Dealing with ‘apocalyptic’ change

Gate Way of India and Tajmahal Hotel. (stock photo)


Every 90 days or so, I see a kaleidoscope of impermanence in Churchgate, South Mumbai. Commercial entities appear and disappear as part of what I call ‘Technonomic Re-distribution’ – re-distribution of wealth through new technology- driven changes in the economy. Minor and major upheavals result, as with the demise of Thomas Cook (The Sunday Statesman, Sept 29). How to cope with such change? We live in a unique phase of human history, with unprecedented rapidity of change.

The first factory in the Industrial Revolution was started in 1769, 250 years ago. The Information Revolution started with widespread Internet use barely 20 years ago. This astonishing speed of change poses challenges, with solutions based on courage and compassion. Sufficient attention is not given to anticipating and coping with change. The suffering from tumultuous change – such as jobs suddenly lost – can be minimized with better governmental, organisational and individual responsibility. Governments have to level the playing field in areas of rapid change.

Take measures such as equitable taxation. Ensure highly dubious overseas hedge funds do not deviously disrupt markets. Otherwise major entities employing thousands will vanish like Thomas Cook on September 23. Employers must implement fair pay scales and lengthier termination notices to avoid workers becoming income-less overnight. Nobody wants families having homes repossessed and children taken out of schools. Individuals need the courage to forget about job “security”. Remember change is the only certainty. The rapidity of 21st century changes demands living within one’s means.

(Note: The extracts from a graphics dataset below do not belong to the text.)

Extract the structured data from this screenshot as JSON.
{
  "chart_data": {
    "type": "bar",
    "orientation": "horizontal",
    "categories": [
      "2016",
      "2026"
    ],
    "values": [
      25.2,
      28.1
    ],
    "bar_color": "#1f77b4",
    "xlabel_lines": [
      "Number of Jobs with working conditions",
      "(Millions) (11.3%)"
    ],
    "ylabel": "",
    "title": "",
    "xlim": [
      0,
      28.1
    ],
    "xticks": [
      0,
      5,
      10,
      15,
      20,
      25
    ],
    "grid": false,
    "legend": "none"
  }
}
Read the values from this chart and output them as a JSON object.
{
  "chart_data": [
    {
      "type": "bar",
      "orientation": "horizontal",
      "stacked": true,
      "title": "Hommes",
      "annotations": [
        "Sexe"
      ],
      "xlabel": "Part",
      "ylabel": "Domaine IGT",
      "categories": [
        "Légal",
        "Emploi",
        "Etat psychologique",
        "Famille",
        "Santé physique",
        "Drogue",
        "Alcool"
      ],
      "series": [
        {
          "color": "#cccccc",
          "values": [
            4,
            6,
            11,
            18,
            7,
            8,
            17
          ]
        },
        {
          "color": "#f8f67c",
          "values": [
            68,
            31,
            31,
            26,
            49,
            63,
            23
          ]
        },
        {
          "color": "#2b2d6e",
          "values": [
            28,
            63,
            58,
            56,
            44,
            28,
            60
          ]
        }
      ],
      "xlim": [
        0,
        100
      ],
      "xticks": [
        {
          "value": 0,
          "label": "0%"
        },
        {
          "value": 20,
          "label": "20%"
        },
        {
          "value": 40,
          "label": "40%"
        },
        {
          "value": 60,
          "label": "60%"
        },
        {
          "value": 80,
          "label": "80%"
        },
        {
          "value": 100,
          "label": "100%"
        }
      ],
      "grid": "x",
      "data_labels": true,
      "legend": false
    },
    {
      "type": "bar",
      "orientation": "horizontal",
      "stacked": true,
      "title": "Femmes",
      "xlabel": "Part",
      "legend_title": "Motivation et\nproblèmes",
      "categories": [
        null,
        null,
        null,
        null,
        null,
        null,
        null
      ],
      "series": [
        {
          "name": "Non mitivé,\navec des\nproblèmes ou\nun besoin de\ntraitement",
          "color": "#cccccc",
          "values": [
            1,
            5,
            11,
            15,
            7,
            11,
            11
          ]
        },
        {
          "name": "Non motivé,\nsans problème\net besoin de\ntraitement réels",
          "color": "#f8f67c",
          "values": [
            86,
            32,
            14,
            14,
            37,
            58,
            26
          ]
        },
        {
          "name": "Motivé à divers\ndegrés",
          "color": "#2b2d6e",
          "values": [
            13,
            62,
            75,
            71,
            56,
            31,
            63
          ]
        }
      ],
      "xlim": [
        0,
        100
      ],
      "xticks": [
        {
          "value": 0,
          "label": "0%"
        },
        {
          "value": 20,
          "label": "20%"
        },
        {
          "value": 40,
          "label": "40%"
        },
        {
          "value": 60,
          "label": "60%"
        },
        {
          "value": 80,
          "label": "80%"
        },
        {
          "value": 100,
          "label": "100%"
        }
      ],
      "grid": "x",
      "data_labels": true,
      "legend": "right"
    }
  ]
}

Avoid debts and loans to fund lavish lifestyles (to impress others) that become unsustainable with sudden loss of income. Ask yourself: what would I do if I lose my high paying job tomorrow? The answers and preparation will help deal with shock of sudden change. As the saying goes, “hope for the best, prepare for the worst”. Responsibility to cushion changes becomes starkly evident in the retail industry employing over 40 million people in India. Ongoing changes worldwide are so drastic that the term ‘Retail Apocalypse’ runs amuck, with multinational online entities replacing street shops, chain stores and mega malls.

Millions of traditional retail jobs have been lost or threatened worldwide due to online commerce. India’s temporary economic slowdown is part of that causality, with the media reporting very little of it. I have seen little evidence of governmental plans to facilitate smoother shift from jobs lost in the traditional retail sector – a backbone of India’s economy – to jobs gained in new forms of technologybased commerce. Worsening the havoc, unregulated cheap products imported recklessly from China are tearing apart India’s consumer goods manufacturing industries. The resultant impact can be seen everywhere, as with Churchgate in South Bombay.

Opposite Churchgate railway station stood a multipurpose store called ‘Suryodaya’, next to the veteran ‘Café Bharat’. Suryodaya usually had queues at its four billing counters, with the department store selling daily consumer goods and imported groceries. A few years ago the queues disappeared; next some of the staff disappeared. Then Suryodaya itself disappeared. It became the first major neighborhood causality to online shopping. Near the shuttered Survoyada, across the main road connecting Marine Drive with Flora Fountain, is the much bigger and better known ‘Asiatic Stores’.

Brightly lit and bustling during these festive season times, Asiatic Stores wears a forlorn empty look. Often its employees and dark suited managers outnumber shoppers. This local landmark is sliding gloomily to its grave. Opposite Asiatic Stores, another longstanding landmark Eros Theatre is already dead. The cinema hall with its towering exterior-shaped like a wedding cake has downed its final curtain, surrendering to online entertainment dominating lives. Changes usually bring both positives with negatives. More people working, shopping online cause byproducts like lesser vehicular traffic in an overcrowded mega polis.

Very little escapes change. 50 years ago, Mumbai was famous for cotton mills. Mills in prime localities like Lower Parel gave way to mega malls 50 years later. Malls in turn are vanishing, opening up cheaper office and residential real estate. By year 2050, a shopping mall might become as extinct as the cotton mill. Changes can be cyclic. Online retailers earning billions cannot escape scythes of time.

“The future of online retail is offline” said a two-year old article in the Atlantic magazine explaining how American consumers already want the old shopping comfort of directly seeing and touching what they buy – with more online shoppers probably fed up with getting a towel after they ordered a trouser. The human mind has natural ability to adapt – as with people quickly becoming adept at using smart phones. Changes cannot disturb if we remember changes are inevitable. The journey of life cannot be static, needs movement. Careful wisdom enables that changes move in the right direction, with minimal suffering and maximum benefits.